Sabato 26 marzo la stagione d'opera chiude con un fuori abbonamento dedicato al pubblico di ogni età dove anche il confine dei generi - opera, danza, musical - è estremamente sfumato: Le Streghe di Venezia. La produzione che la Fondazione Musica per Roma ha riallestito in coproduzione con Ravenna Festival, nacque alcuni anni fa quando Philip Glass scrisse le musiche di un'opera-balletto per bambini, Le streghe di Venezia, basandosi sui testi e le immagini di Beni Montresor, l'artista veronese conosciuto per la sua versatilità di scenografo, scrittore e illustratore per bambini.
Da quel primo canovaccio Philip Glass è partito per creare un nuovo arrangiamento per l'opera musicale, riproposta con un allestimento scenico che fa ampio uso della tecnologia video, arricchita dai testi di Vincenzo Cerami e la regia di Giorgio Barberio Corsetti.

La stagione di danza si apre a dicembre (4 e 5), in pieno clima natalizio, con Lo schiaccianoci, il celeberrimo balletto ambientato la vigilia di Natale a Norimberga, interpretato dal Balletto del Teatro dell'Opera della Macedonia, seguirà a gennaio l'Aterballetto di Mauro Bigonzetti che torna all'Alighieri con lo spettacolo Certe Notti incentrato sulle canzoni e le poesie di Luciano Ligabue. Nel variegato ventaglio di proposte spicca Rhyth.mix, uno spettacolo che trasforma lo sport in spettacolo, le evoluzioni dei corpi, in danza;  Tre classici del ‘900, rilettura del Balletto dell'Esperia di 3 grandi titoli del repertorio del novecento strettamente legati a celebri composizioni musicali, chiuderà il sipario (9 e 10 aprile) di una stagione  che si era aperta con uno fra i più classici della grande epopea del balletto.

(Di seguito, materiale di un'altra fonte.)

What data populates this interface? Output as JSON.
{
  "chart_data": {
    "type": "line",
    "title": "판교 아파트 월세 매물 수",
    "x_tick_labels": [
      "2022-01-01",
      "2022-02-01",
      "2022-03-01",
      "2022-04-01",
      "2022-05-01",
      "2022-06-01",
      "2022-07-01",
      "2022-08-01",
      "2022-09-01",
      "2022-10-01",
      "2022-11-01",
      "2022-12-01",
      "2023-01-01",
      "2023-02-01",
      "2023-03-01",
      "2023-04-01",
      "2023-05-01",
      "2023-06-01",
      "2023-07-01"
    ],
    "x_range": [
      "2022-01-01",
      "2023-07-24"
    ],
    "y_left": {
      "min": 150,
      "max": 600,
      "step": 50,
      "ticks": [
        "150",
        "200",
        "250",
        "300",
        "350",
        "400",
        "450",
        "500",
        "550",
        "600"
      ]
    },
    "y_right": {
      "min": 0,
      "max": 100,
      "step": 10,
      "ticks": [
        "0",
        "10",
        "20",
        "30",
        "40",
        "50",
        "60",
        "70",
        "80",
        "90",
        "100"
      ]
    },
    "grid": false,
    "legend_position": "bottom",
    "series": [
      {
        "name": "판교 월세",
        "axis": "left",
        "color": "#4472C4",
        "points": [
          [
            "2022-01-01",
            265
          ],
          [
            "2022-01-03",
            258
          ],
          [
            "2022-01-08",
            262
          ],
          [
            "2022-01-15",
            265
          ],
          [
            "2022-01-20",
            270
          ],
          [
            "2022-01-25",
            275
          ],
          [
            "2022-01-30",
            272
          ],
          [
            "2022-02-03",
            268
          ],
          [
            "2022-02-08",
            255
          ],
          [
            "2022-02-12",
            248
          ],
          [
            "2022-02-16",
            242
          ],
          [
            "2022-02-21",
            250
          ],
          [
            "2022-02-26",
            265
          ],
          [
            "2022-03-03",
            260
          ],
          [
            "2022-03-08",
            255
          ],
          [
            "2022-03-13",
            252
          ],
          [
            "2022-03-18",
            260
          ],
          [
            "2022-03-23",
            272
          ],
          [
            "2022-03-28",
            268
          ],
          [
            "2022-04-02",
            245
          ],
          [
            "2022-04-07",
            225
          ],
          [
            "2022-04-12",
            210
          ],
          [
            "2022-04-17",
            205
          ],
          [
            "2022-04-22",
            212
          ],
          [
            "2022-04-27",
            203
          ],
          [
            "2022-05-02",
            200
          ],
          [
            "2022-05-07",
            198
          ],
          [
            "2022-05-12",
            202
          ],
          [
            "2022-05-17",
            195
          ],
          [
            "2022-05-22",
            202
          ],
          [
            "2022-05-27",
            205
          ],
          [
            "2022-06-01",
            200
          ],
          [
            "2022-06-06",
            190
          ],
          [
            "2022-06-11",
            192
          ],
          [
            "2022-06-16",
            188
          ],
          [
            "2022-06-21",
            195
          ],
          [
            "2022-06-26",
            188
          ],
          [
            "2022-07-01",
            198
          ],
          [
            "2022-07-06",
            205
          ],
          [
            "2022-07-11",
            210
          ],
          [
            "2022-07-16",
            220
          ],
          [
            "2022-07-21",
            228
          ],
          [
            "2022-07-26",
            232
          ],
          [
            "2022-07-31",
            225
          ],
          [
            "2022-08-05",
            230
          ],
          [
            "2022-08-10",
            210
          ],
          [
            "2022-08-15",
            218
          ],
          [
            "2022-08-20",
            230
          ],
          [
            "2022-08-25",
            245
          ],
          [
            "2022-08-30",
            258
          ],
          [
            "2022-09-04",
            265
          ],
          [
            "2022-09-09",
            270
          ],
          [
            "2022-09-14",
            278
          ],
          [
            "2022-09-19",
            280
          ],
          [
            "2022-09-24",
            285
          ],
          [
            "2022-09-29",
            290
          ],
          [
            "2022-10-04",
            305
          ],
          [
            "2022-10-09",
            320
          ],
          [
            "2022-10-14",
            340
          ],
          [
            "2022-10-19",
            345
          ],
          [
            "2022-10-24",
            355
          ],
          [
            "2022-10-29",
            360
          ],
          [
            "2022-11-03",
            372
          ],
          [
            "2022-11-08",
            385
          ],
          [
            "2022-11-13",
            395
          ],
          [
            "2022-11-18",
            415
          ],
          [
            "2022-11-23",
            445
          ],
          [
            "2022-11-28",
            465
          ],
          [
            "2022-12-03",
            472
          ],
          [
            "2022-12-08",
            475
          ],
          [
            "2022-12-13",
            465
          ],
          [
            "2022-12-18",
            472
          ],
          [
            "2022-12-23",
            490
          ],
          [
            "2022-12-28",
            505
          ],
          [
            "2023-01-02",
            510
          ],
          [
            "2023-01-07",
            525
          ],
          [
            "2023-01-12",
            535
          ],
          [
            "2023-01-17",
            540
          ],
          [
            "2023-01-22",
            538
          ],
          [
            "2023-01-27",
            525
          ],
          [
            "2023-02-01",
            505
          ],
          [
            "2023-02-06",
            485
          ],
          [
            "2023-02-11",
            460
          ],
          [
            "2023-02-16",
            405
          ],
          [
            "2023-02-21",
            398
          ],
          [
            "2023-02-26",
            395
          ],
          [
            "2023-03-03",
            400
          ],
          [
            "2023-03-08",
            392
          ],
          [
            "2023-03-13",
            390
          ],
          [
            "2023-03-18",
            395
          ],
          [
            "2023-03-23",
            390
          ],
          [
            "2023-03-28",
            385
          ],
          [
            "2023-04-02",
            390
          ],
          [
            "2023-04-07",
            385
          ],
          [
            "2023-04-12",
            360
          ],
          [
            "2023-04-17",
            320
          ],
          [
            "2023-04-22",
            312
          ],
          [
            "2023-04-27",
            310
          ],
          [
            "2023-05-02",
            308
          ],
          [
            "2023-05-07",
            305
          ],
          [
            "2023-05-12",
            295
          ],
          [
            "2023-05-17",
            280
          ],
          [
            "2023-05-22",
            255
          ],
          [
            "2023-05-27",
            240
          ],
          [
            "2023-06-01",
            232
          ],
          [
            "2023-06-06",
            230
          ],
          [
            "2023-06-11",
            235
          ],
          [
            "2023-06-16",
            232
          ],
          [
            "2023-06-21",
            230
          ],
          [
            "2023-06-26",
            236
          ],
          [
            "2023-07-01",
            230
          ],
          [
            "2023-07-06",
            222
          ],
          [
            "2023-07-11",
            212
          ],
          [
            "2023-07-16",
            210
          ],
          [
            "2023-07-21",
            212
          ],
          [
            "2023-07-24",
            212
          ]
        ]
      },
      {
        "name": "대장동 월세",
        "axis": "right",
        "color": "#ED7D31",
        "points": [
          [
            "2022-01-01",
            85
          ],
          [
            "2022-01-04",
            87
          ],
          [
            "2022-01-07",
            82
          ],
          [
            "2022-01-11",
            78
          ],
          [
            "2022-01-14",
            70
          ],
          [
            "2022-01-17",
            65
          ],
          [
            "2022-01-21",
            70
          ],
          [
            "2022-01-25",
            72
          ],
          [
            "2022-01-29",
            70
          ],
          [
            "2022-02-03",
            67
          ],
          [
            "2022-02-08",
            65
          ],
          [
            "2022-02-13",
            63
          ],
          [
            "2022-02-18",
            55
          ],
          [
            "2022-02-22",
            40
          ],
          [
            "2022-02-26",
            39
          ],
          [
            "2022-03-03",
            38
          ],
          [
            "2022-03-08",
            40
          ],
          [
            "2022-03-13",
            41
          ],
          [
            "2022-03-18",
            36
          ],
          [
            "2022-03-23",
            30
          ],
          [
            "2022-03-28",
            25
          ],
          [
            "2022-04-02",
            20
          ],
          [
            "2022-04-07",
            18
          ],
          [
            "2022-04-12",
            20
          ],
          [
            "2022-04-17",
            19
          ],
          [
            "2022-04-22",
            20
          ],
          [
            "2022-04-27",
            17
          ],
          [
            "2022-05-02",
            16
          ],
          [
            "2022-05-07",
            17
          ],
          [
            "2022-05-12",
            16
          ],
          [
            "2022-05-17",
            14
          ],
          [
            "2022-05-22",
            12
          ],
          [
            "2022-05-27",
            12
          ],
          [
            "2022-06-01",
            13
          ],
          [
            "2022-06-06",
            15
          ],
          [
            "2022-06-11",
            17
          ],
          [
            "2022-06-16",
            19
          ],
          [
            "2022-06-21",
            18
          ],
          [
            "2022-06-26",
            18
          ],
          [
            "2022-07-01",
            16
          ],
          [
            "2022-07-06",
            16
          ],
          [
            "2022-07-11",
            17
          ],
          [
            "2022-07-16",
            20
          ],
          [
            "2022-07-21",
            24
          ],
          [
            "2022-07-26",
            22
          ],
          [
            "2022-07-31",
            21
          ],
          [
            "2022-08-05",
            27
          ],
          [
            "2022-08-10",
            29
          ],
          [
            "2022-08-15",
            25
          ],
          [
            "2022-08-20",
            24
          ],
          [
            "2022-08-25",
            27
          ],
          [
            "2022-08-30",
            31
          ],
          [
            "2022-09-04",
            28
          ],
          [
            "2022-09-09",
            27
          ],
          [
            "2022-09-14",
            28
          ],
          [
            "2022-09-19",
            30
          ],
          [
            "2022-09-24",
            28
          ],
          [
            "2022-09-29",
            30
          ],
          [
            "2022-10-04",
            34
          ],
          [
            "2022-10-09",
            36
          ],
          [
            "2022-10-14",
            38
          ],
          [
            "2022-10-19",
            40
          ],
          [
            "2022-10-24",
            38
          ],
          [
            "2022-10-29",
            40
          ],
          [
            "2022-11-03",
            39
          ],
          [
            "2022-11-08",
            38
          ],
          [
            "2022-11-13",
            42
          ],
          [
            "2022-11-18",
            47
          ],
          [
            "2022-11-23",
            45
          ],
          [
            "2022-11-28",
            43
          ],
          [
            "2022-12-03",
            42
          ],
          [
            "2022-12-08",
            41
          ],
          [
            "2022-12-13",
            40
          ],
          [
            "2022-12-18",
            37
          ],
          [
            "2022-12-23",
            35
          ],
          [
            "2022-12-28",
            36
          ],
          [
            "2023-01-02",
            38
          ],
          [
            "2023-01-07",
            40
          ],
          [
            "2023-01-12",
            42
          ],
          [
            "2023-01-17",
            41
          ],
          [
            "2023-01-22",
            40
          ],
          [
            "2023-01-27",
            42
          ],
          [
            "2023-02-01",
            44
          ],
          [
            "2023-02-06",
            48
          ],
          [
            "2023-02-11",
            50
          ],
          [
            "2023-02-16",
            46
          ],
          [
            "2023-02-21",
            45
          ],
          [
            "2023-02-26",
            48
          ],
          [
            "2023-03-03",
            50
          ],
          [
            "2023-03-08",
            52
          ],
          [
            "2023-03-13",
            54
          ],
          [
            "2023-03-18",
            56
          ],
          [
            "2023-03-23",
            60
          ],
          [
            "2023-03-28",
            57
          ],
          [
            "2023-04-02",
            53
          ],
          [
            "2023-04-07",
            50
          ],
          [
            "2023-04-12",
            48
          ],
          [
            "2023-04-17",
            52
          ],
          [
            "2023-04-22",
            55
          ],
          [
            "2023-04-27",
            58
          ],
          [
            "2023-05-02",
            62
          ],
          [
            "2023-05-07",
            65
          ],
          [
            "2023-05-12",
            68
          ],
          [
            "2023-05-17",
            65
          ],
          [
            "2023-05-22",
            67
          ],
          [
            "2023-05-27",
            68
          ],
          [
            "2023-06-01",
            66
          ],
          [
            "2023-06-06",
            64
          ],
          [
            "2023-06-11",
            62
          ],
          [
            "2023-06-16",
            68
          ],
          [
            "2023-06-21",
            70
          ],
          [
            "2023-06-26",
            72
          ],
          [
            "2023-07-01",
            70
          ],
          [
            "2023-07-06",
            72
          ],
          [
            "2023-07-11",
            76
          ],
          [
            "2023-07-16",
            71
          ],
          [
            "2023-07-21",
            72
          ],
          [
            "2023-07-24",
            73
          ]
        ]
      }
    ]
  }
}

L'opportunità di ospitare grandi compagnie di fama internazionale quale il Complexions Contemporary Ballet di New York (13 febbraio, fuori abbonamento) nasce dalla rete che i teatri regionali hanno costituito assieme ad Associazione Teatri Emilia Romagna consorziandosi in Ater Danza. È così che negli ultimi anni è stato possibile avere prestigiose compagnie a costi per noi accessibili. È anche grazie a questa serie di iniziative, contributi e collaborazioni che siamo riusciti ad attuare una politica di prezzi contenuti per i biglietti, sempre attenti alle esigenze del pubblico.

Gli abbonamenti, sia per l'opera (4 spettacoli) che per la danza (4 spettacoli) sono suddivisi in due turni, quello serale - A - con inizio alle ore 20,30 e quello pomeridiano - B - che propone spettacoli sempre di domenica con inizio alle ore 15,30.  

Sottoscrivere l'abbonamento, oltre a garantire lo stesso posto per tutti gli spettacoli, consente di ottenere un significativo vantaggio economico, con prezzi che vanno dai 44 euro del loggione ai 140 della platea per l'opera e da 26 a 84 euro per la danza; lo spettatore può risparmiare dal 20 al 25% rispetto all'acquisto dei singoli biglietti, con tariffe ridotte per pensionati, cral aziendali ed enti convenzionati. Sempre agli abbonati è inoltre riservata la prelazione sull'acquisto dei biglietti per gli spettacoli fuori abbonamento con una tariffa speciale ridotta del 20% a cui non sarà applicata la maggiorazione del diritto di prevendita.

Grande attenzione infine è riservata al pubblico dei ‘giovani' (fino ai 26 anni) cui sono dedicate tariffe speciali sia per l'acquisto dell'abbonamento (da 30 a 75 euro per l'opera e da 20 a 60 per la danza) che per l'innovativa formula "Carnet Alighieri" grazie alla quale, con soli 48 euro (contro i 72 della tariffa intera), sarà possibile acquistare 6 biglietti per le stagioni del teatro ravennate: 2 opera + 2 danza + 2 prosa.